В двадцатые годы, когда еще не свирепствовала цензура, у Анциферова вышли классические работы:
"Душа Петербурга", 1922.
"Быль и миф Петербурга", 1924.
"Пути изучения города как социального организма", 1926.
"Теория и практика литературных экскурсий", 1926.
"Детское Село", 1927.
Затем, как все краеведы, на двадцать лет писатель замолчал, продолжив издаваться после войны. Тогда вышло еще несколько книг, достойных переиздания в наше время. С мыслью об этом хочу их назвать:
"Пригороды Ленинграда", 1946.
"Москва Пушкина", 1950.
"Петербург Пушкина", 1950.
"Пушкин в Царском Селе", 1950.
Это был краевед, знавший, как никто другой, две столицы, Москву и Ленинград. Поэтому с ним у Ильи моментально установился контакт, перешедший в дружбу, несмотря на разницу лет. Умер Николай Анциферов через год после выставки, как Ксения Некрасова, Лиля Яхонтова, но они успели передать молодому художнику из слабеющих рук эстафету культуры.
Анциферов определил оптимальный маршрут познания Москвы, круг чтения, рассказал то, о чем умалчивали публиковавшиеся москвоведы Лопатин и Сытин в скучных кастрированных книгах о Москве, умалчивая о ее потерях. Глазунов вскоре после знакомства создал портрет Анциферова, успел увековечить и Лилю Яхонтову, попав в круг ее многочисленных друзей.
От этого круга людей молва о выставке молодого художника-студента пошла по городу, захватывая все более широкие слои любителей искусства. Они потянулись на Пушечную, в ЦДРИ, где каждый вечер проходили разные вечера, встречи, представления, показы фильмов. Через несколько дней перед входом клубилась толпа, которую пришлось осаживать милиционерам.
* * *
"На выставке было представлено четыре цикла работ: портреты современников, образы Достоевского, цикл, который я условно называю "Дневник современника", и четвертый – Русь. Эта выставка, – писал Илья Глазунов, – стала для меня проверкой тех художественных принципов, которые я исповедую".
Кроме проверки принципов, она стала триумфом, круто изменив жизненный маршрут.
Тринадцать лет длилась учеба в доме у сфинксов. К 26 годам Глазунов не только стал мастером, но нашел собственный путь в искусстве. Четыре названных им цикла стали четырьмя магистралями, по которым мчится поныне его скорый поезд, переходя с одной колеи на другую. На четыре раздела делятся репродукции всех изданных альбомов под одним названием "Илья Глазунов".

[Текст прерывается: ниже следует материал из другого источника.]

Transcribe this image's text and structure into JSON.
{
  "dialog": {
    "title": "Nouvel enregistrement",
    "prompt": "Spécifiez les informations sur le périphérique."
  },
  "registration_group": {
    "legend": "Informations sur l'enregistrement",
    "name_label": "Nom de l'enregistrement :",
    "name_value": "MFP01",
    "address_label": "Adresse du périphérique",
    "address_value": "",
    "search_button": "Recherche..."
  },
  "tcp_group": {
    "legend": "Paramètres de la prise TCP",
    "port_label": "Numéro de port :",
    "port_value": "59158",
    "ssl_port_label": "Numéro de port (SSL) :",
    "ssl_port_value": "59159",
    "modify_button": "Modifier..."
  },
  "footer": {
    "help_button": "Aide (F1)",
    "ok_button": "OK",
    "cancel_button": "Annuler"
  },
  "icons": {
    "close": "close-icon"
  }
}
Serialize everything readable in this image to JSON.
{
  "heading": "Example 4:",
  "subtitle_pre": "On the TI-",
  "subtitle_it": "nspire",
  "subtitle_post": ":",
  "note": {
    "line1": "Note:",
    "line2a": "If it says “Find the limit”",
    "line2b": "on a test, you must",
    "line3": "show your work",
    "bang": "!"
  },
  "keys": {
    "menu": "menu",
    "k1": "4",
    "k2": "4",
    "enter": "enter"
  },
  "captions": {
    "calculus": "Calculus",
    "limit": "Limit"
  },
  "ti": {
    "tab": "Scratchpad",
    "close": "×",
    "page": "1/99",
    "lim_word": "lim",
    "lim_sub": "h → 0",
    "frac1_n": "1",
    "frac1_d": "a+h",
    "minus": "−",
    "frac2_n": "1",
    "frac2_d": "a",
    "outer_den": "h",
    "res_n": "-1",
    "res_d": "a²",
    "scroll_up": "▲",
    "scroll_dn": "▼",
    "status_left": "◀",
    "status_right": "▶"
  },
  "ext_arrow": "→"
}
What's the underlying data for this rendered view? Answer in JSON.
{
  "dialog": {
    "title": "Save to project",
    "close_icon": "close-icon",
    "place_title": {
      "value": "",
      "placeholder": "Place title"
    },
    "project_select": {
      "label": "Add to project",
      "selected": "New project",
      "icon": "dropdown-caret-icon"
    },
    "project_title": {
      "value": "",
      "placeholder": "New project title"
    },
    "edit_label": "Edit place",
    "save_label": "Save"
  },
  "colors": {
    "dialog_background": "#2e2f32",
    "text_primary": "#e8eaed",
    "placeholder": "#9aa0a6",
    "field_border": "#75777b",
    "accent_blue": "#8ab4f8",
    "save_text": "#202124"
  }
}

Вернисаж прошел в центре Москвы, в клубе, куда стекалась интеллигенция всех творческих союзов, куда знали дорогу артисты театра и кино, архитекторы, художники, литераторы, поскольку ЦДРИ – их общий дом.
Рядом с ним на Кузнецком мосту находился тогда главный выставочный зал столицы, Манеж еще служил гаражом. По сторонам маленькой улицы расположены два зала. В один из них я попал однажды на выставку Степана Эрьзи, вернувшегося после смерти Сталина из эмиграции с явно несоветскими скульптурами, принятыми москвичами на "ура". В зале яблоку негде было упасть. Напротив, в другом зале, на выставке народного художника СССР, царила тишина. Пустота была формой протеста против официального искусства, точно так же, как толчея на выставке Глазунова.

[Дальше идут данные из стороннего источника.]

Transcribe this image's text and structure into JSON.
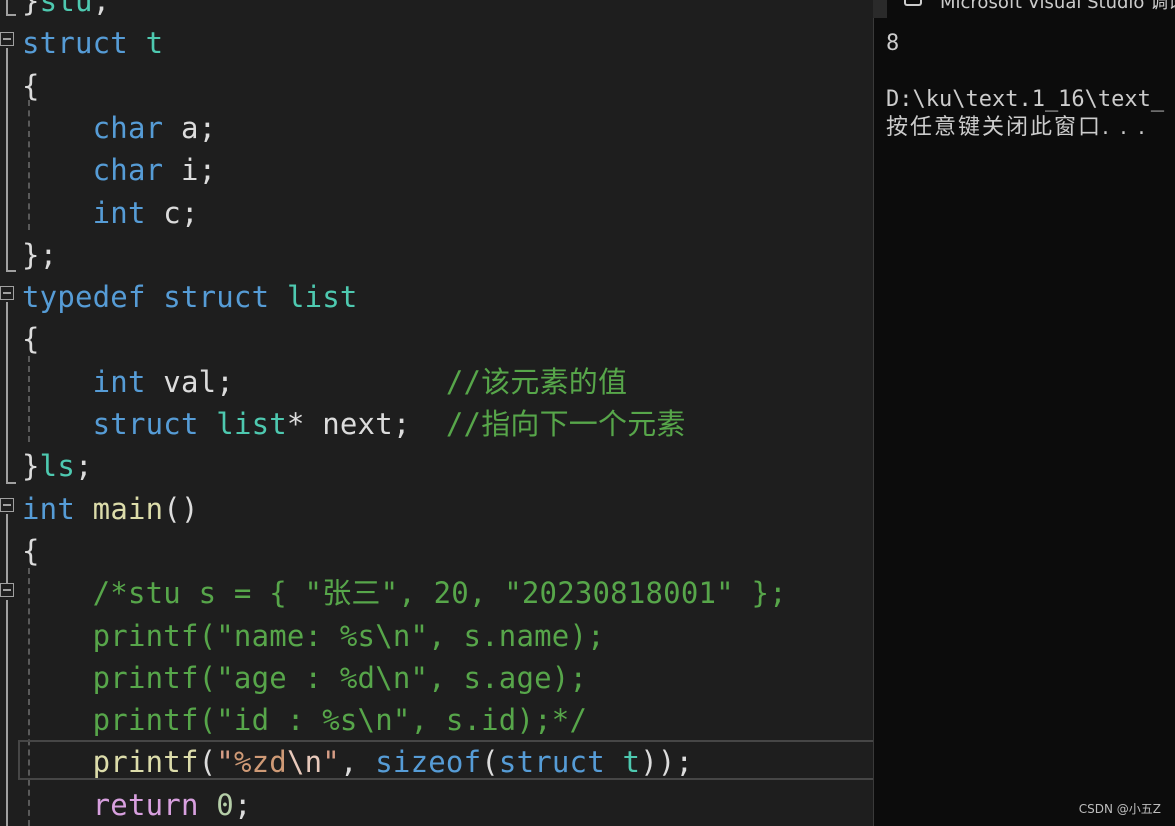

Какие картины писали в 1957 году? Несостоявшийся наставник Ильи – Андрей Мыльников создал "Пробуждение", угробив талант на изображение митинга, где негры противостоят белым колонизаторам. Михаил Савицкий сотворил "Песню", нарисовал женщин у реки, где одни стирают, другие поют. Будущий президент Академии художеств и глава Союза художников СССР Владимир Серов написал "Ждут сигнала", представил восставших, внимающих залпу "Авроры". Ну а Борис Владимирович работал над "Головой матроса" для большой новой картины под эпическим названием "Социалистическая революция свершилась", где взялся поправить ошибки, содеянные прежде под влиянием культа личности. Так партия, выправив генеральную линию, гнула в дугу художников.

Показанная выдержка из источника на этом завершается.